Address
- 1101 Main Street Belmar, Monmouth County, New Jersey, 07719 United States
- Coordinates: 40°10′42″N 74°01′34″W﻿ / ﻿40.178285°N 74.02612°W

District information
- Grades: Pre-K to 8
- Superintendent: Jimmy Alvarez
- Business administrator: Michael Bardsley
- Schools: 1

Students and staff
- Enrollment: 405 (as of 2023–24)
- Faculty: 51.7 FTEs
- Student–teacher ratio: 7.8:1

Other information
- District Factor Group: DE
- Website: www.belmar.k12.nj.us
| Ind. | Per pupil | District spending | Rank (*) | K-8 average | %± vs. average |
| 1A | Total Spending | $17,523 | 25 | $18,891 | −7.2% |
| 1 | Budgetary Cost | 13,568 | 24 | 14,159 | −4.2% |
| 2 | Classroom Instruction | 8,758 | 35 | 8,659 | 1.1% |
| 6 | Support Services | 1,793 | 16 | 2,167 | −17.3% |
| 8 | Administrative Cost | 1,564 | 21 | 1,547 | 1.1% |
| 10 | Operations & Maintenance | 1,221 | 15 | 1,612 | −24.3% |
| 13 | Extracurricular Activities | 210 | 53 | 104 | 101.9% |
| 16 | Median Teacher Salary | 53,300 | 8 | 61,136 |
Data from NJDoE 2014 Taxpayers' Guide to Education Spending. *Of K-8 districts with 401-750 students.
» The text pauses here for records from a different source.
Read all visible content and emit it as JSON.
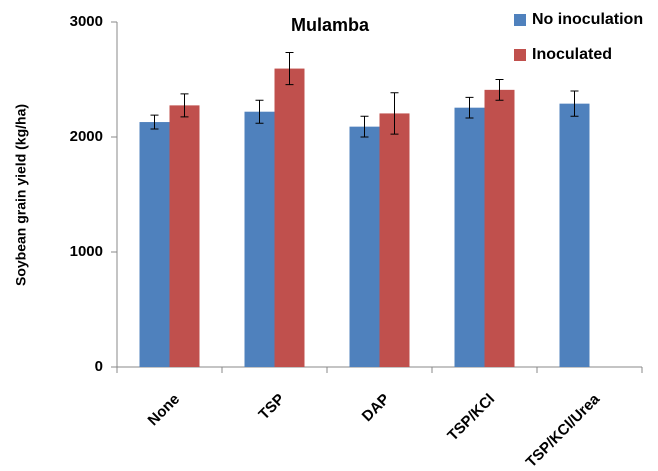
{
  "chart_data": {
    "type": "bar",
    "title": "Mulamba",
    "y_label": "Soybean grain yield (kg/ha)",
    "categories": [
      "None",
      "TSP",
      "DAP",
      "TSP/KCl",
      "TSP/KCl/Urea"
    ],
    "series": [
      {
        "name": "No inoculation",
        "color": "#4f81bd",
        "values": [
          2130,
          2220,
          2090,
          2255,
          2290
        ],
        "errors": [
          60,
          100,
          90,
          90,
          110
        ]
      },
      {
        "name": "Inoculated",
        "color": "#c0504d",
        "values": [
          2275,
          2595,
          2205,
          2410,
          null
        ],
        "errors": [
          100,
          140,
          180,
          90,
          null
        ]
      }
    ],
    "ylim": [
      0,
      3000
    ],
    "yticks": [
      0,
      1000,
      2000,
      3000
    ],
    "grid": false,
    "legend": "top-right"
  }
}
Lowest spending=1; Highest=64

= Belmar School District =

School district in Monmouth County, New Jersey, US

The Belmar School District is a community public school district that serves students in pre-kindergarten through eighth grade from Belmar, in Monmouth County, in the U.S. state of New Jersey.

The district also serves students from Lake Como who attend as part of a sending/receiving relationship. The school was constructed in 1909 and has had additions built in 1929, 1949, 1969 and 1993. The district's one school building hosts a primary school for grades PreK-5 and a middle school for grades 6-8.

As of the 2023–24 school year, the district, comprised of one school, had an enrollment of 405 students and 51.7 classroom teachers (on an FTE basis), for a student–teacher ratio of 7.8:1.

The district had been classified by the New Jersey Department of Education as being in District Factor Group "DE", the fifth-highest of eight groupings. District Factor Groups organize districts statewide to allow comparison by common socioeconomic characteristics of the local districts. From lowest socioeconomic status to highest, the categories are A, B, CD, DE, FG, GH, I and J.

Students in ninth through twelfth grade are assigned based on sending/receiving relationships to either Manasquan High School or Asbury Park High School. Manasquan High School also serves students from Avon-by-the-Sea, Brielle, Lake Como, Sea Girt, Spring Lake and Spring Lake Heights, who attend as part of sending/receiving relationships with their respective districts. As of the 2023–24 school year, Manasquan High School had an enrollment of 945 students and 81.2 classroom teachers (on an FTE basis), for a student–teacher ratio of 11.6:1 while Asbury Park High School had an enrollment of 370 students and 36.0 classroom teachers (on an FTE basis), for a student–teacher ratio of 10.3:1.

Students may also attend Red Bank Regional High School, Marine Academy of Science and Technology, Academy of Allied Health & Science, High Technology High School, Communications High School or Biotechnology High School. Another option is Academy Charter High School, located in Lake Como, which serves residents of Allenhurst, Asbury Park, Avon-by-the-Sea, Belmar, Bradley Beach, Deal, Interlaken and Lake Como, and accepts students on a lottery basis.

==School==
Belmar Elementary School served an enrollment of 398 students in grades PreK-8, as of the 2023–24 school year.
- Sarah Wilton, principal

==Administration==
Core members of the district's administration are:
- Jimmy Alvarez, superintendent
- Michael Bardsley, business administrator and board secretary

==Board of education==
The district's board of education, comprised of nine members, sets policy and oversees the fiscal and educational operation of the district through its administration. As a Type II school district, the board's trustees are elected directly by voters to serve three-year terms of office on a staggered basis, with three seats up for election each year held (since 2012) as part of the November general election. The board appoints a superintendent to oversee the district's day-to-day operations and a business administrator to supervise the business functions of the district. Lake Como is also represented with a member of the board of education.